El hombre había acertado. Durante el viaje, yo había leído algo acerca de las moieties y lo cierto es que no me había enterado de gran cosa. No es que no comprendiera lo que decía el texto, lo difícil de entender era el concepto de moiety. El vocablo procedía de moitié, y por tanto significaba «mitad», eso ya lo había descubierto yo por mi cuenta. Ahora bien, la complejidad de la vida social en la comunidad aborigen era tan impresionante que se me escapaba. ¿Qué individuo de qué mitad tenía prohibido hacer qué cosa con qué individuo de la otra mitad? ¿Y con qué individuo de la otra mitad estaba obligado a hacerlo? ¿Cómo era posible que un individuo en Arnhem Land perteneciera a la dua moiety y su mujer, sin embargo, a la jiridja? ¿Cómo afectaba esto a los rituales y ceremonias de la comunidad? Por si fuera poco, la comunidad se dividía en diferentes dialectos y clanes, cada uno de los cuales determinaba, a su vez, qué individuos de la comunidad estaban autorizados a pintar y quiénes no, o quiénes estaban autorizados a entonar ciertos cantos y quiénes no. Comparado con eso, las matemáticas avanzadas y las ceremonias cortesanas japonesas se quedaban en nada. La historia era tan mareante que renuncié a entenderla. Aquella misma mañana, yo había tenido la ocasión de escuchar los cantos de los aborígenes en el museo. Almut se marchó, pero yo me quedé, fascinada. El canto repetitivo de aquellas mujeres mayores, como un quejido infinito, me sumió en una especie de trance. La imagen era insólita: un par de mujeres, entradas en años y de aspecto mísero, como requemadas por el sol, cantando sobre una tierra roja también requemada, el polvo arremolinándose entre sus curtidos pies descalzos. Con los pies y los bastones golpeaban la árida tierra, tan dura que parecía piedra; la melodía giraba sobre sí misma en perpetua repetición, las palabras eran tan ajenas a todo significado que resultaba difícil creer que formaban parte de una lengua.
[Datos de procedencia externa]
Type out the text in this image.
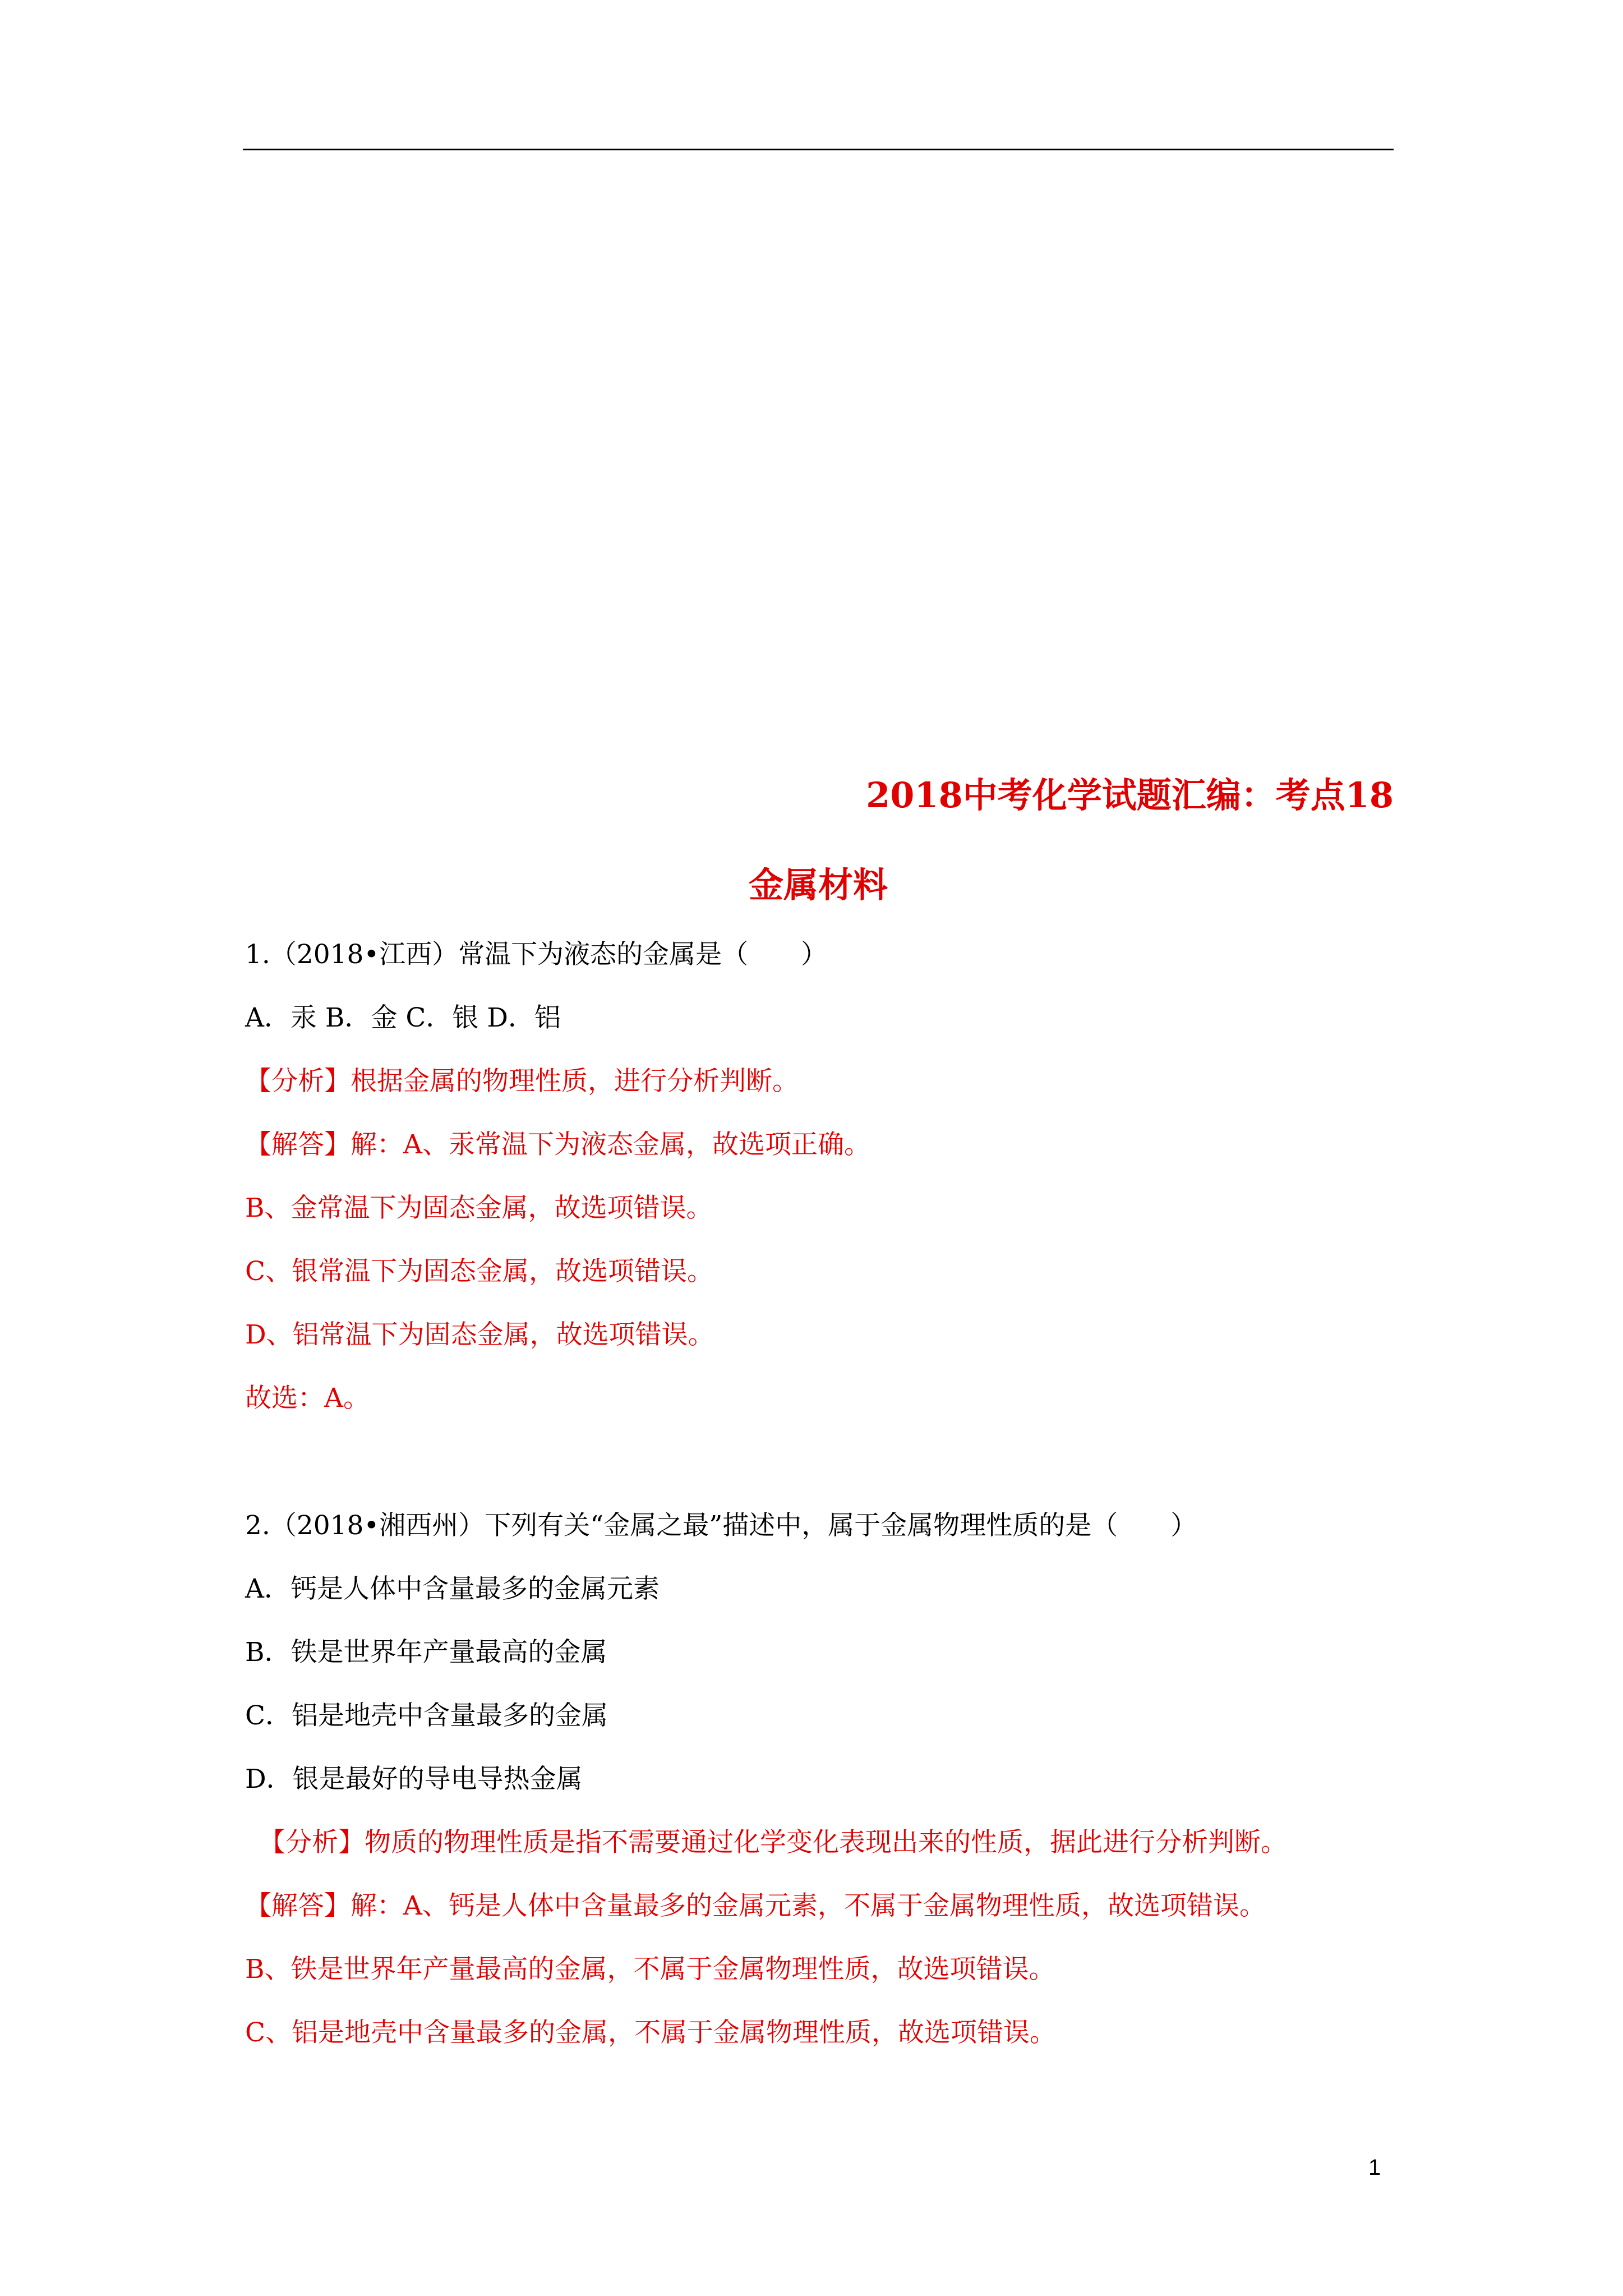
2018中考化学试题汇编：考点18
金属材料
1.（2018•江西）常温下为液态的金属是（　　）
A．汞 B．金 C．银 D．铝
【分析】根据金属的物理性质，进行分析判断。
【解答】解：A、汞常温下为液态金属，故选项正确。
B、金常温下为固态金属，故选项错误。
C、银常温下为固态金属，故选项错误。
D、铝常温下为固态金属，故选项错误。
故选：A。
2.（2018•湘西州）下列有关“金属之最”描述中，属于金属物理性质的是（　　）
A．钙是人体中含量最多的金属元素
B．铁是世界年产量最高的金属
C．铝是地壳中含量最多的金属
D．银是最好的导电导热金属
【分析】物质的物理性质是指不需要通过化学变化表现出来的性质，据此进行分析判断。
【解答】解：A、钙是人体中含量最多的金属元素，不属于金属物理性质，故选项错误。
B、铁是世界年产量最高的金属，不属于金属物理性质，故选项错误。
C、铝是地壳中含量最多的金属，不属于金属物理性质，故选项错误。
1
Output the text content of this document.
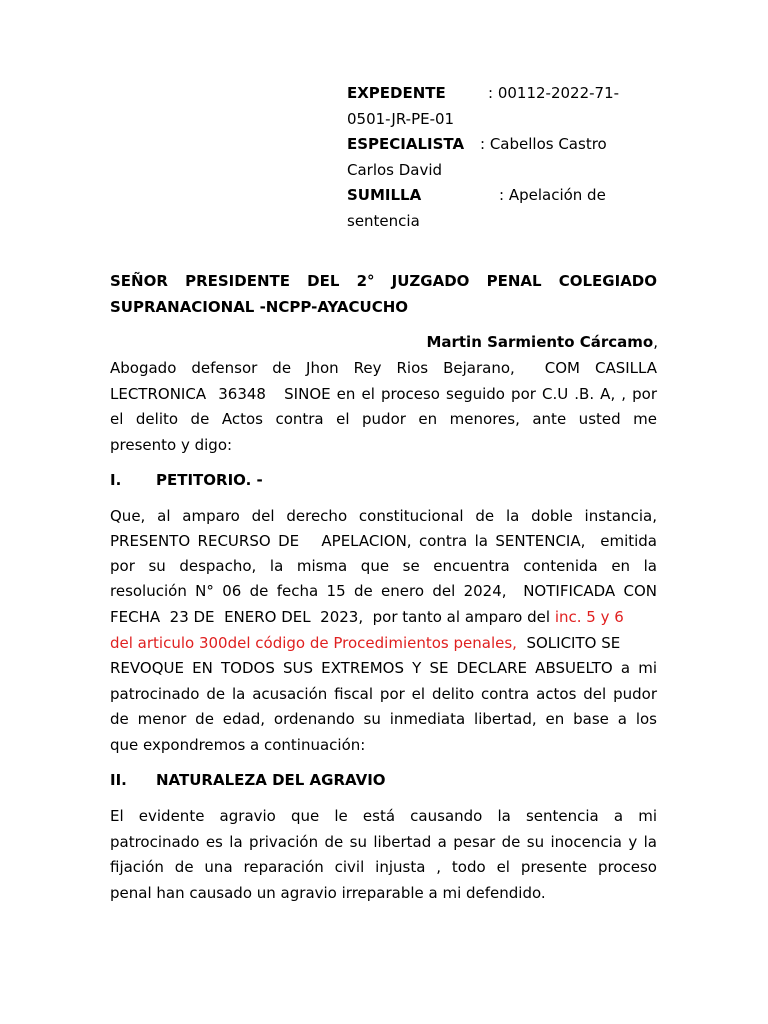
EXPEDENTE	: 00112-2022-71-
0501-JR-PE-01
ESPECIALISTA : Cabellos Castro
Carlos David
SUMILLA	: Apelación de
sentencia
SEÑOR PRESIDENTE DEL 2° JUZGADO PENAL COLEGIADO
SUPRANACIONAL -NCPP-AYACUCHO
Martin Sarmiento Cárcamo,
Abogado defensor de Jhon Rey Rios Bejarano,  COM CASILLA
LECTRONICA  36348   SINOE en el proceso seguido por C.U .B. A, , por
el delito de Actos contra el pudor en menores, ante usted me
presento y digo:
I. PETITORIO. -
Que, al amparo del derecho constitucional de la doble instancia,
PRESENTO RECURSO DE   APELACION, contra la SENTENCIA,  emitida
por su despacho, la misma que se encuentra contenida en la
resolución N° 06 de fecha 15 de enero del 2024,  NOTIFICADA CON
FECHA  23 DE  ENERO DEL  2023,  por tanto al amparo del inc. 5 y 6
del articulo 300del código de Procedimientos penales,  SOLICITO SE
REVOQUE EN TODOS SUS EXTREMOS Y SE DECLARE ABSUELTO a mi
patrocinado de la acusación fiscal por el delito contra actos del pudor
de menor de edad, ordenando su inmediata libertad, en base a los
que expondremos a continuación:
II. NATURALEZA DEL AGRAVIO
El evidente agravio que le está causando la sentencia a mi
patrocinado es la privación de su libertad a pesar de su inocencia y la
fijación de una reparación civil injusta , todo el presente proceso
penal han causado un agravio irreparable a mi defendido.
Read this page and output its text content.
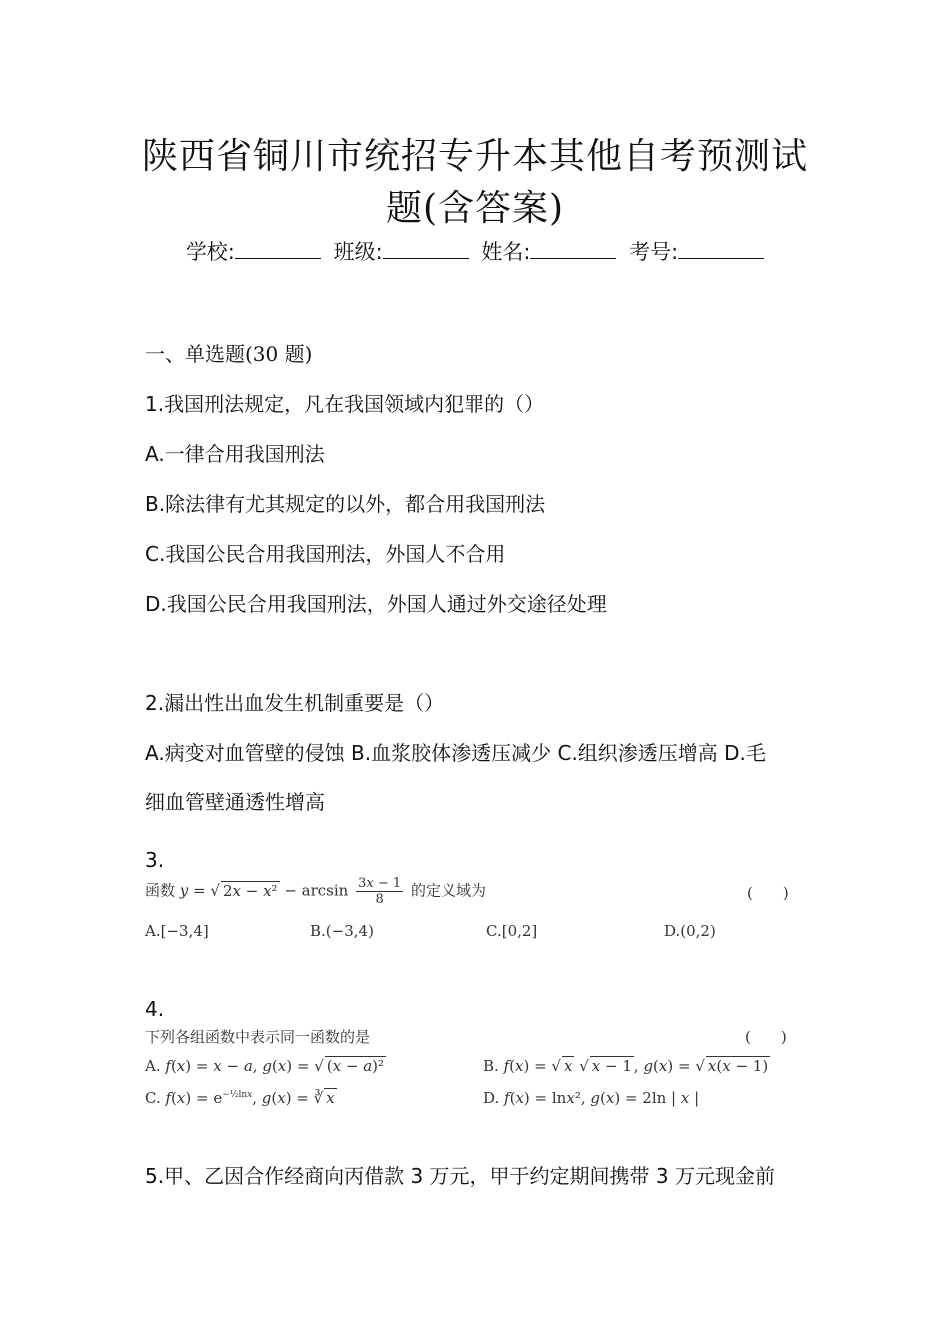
陕西省铜川市统招专升本其他自考预测试
题(含答案)
学校:	班级:	姓名:	考号:
一、单选题(30 题)
1.我国刑法规定，凡在我国领域内犯罪的（）
A.一律合用我国刑法
B.除法律有尤其规定的以外，都合用我国刑法
C.我国公民合用我国刑法，外国人不合用
D.我国公民合用我国刑法，外国人通过外交途径处理
2.漏出性出血发生机制重要是（）
A.病变对血管壁的侵蚀 B.血浆胶体渗透压减少 C.组织渗透压增高 D.毛
细血管壁通透性增高
3.
函数 y = √ $2x - x^2 - \arcsin \frac{3x - 1}{8}$ 的定义域为	(　　)
A.[−3,4]	B.(−3,4)	C.[0,2]	D.(0,2)
4.
下列各组函数中表示同一函数的是	(　　)
A. f(x) = x − a, g(x) = √ (x − a)²	B. f(x) = √ x √ x − 1 , g(x) = √ x(x − 1)
C. $f(x) = e^{-\frac{1}{2}lnx}$, g(x) = ∛ x	D. f(x) = lnx², g(x) = 2ln | x |
5.甲、乙因合作经商向丙借款 3 万元，甲于约定期间携带 3 万元现金前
Y, sin embargo, eso es lo que eran, precisamente: una lengua, un relato acerca de seres ancestrales venidos de allende el mar en angostas embarcaciones, unos seres que, en los cantos de esas mujeres, recorrían la tierra, en la que yo me encontraba en aquel momento, creando animales y espíritus que con el paso del tiempo se transformarían en tótems, cuya función en la vida de esas comunidades seguía siendo primordial.

—Ven, siéntate aquí.

La voz era imperativa y yo obedecí. El rostro que asomaba bajo el casco era de pergamino, pero sus ojos intensamente azules chisporroteaban. El inglés que hablaba era de los que demarcan un territorio de origen y educación y era un milagro que lo hubiera conservado intacto durante cincuenta años. Los australianos llaman Pom a ese tipo de individuos. El uniforme tropical, que le iba enorme, cubría algo parecido a un esqueleto. Su voz contrastaba notablemente con su aspecto físico. En su meñique izquierdo lucía un anillo heráldico. Debía de ser su tótem personal.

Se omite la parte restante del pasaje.